Health ministers from across West Africa met in Ghana to form a regional response to the Ebola outbreak that has killed almost 500 people. The World Health Organization has confirmed that this outbreak, which affects Sierra Leone, Liberia and Guinea, is the deadliest and most aggressive in history. The organization says “drastic” action is needed to contain the spread of the virus. “We’re hoping to take decisions about how to enhance collaboration and responses [of these countries] so we can get a grip and halt this outbreak,” WHO spokesman Daniel Epstein told the BBC. The disease is described as “a severe acute viral illness”. It kills up to 90 per cent of those infected and is highly contagious, with no known vaccine or cure. There are various challenges facing the containment of the disease. “In Liberia, our biggest challenge is denial, fear and panic. Our people are very much afraid of the disease,” Bernice Dahn, Liberia’s deputy health minister, told Reuters at the meeting in Ghana. Sierra Leone’s health minister says more money is needed to pay for drugs, medical staff; protective clothing and isolation center’s to halt the spread of the disease.
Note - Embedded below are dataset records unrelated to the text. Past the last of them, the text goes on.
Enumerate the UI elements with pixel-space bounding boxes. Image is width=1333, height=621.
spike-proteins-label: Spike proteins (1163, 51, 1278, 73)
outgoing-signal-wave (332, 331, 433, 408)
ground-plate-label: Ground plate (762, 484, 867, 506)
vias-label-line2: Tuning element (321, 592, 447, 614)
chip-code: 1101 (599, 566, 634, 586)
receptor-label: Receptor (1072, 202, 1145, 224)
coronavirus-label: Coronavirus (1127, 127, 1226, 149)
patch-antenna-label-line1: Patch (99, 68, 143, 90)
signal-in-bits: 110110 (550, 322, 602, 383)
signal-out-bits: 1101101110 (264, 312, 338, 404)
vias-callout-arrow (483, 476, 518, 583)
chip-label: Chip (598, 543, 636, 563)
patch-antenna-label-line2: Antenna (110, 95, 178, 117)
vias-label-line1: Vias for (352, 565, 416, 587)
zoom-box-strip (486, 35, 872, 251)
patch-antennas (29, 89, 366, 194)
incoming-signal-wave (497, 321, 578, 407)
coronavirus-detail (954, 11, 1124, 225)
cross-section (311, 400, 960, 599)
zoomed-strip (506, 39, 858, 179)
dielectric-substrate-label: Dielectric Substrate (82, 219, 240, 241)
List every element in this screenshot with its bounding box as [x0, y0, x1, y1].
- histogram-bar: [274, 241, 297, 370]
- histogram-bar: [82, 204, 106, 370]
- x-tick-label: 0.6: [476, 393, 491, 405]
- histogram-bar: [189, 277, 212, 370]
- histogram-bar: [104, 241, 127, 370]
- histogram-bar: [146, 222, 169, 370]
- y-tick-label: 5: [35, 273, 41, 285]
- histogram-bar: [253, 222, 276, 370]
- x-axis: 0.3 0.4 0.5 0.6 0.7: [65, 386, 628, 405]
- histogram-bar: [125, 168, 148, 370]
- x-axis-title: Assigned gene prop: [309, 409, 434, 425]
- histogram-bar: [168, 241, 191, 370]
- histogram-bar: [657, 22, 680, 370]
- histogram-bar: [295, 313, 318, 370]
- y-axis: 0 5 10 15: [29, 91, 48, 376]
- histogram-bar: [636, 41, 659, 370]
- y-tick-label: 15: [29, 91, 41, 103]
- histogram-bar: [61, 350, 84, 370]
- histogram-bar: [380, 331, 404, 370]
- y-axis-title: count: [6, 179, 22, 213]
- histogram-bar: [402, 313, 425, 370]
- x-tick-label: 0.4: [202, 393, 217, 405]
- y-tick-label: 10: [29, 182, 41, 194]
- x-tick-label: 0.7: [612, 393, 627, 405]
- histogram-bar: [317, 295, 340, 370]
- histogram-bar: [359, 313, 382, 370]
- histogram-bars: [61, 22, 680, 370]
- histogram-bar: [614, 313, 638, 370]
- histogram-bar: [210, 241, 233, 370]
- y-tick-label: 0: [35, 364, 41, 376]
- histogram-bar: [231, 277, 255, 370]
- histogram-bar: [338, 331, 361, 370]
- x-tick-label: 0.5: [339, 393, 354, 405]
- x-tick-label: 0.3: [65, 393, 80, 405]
The WHO sites three main reasons it has been so difficult to contain the spread of the disease: high population densities in the major cities affected, the difficulty in regulating the movement of people across the region and families insisting on traditional burials of victims which risk spreading the disease. Medical charities in the region are also reporting attacks on foreigner aid workers, who some blame for the disease. “We are seeing an increasing level of hostility borne out of fear in some communities,” said Dr Bart Janssens, director of operations for Médecins Sans Frontières.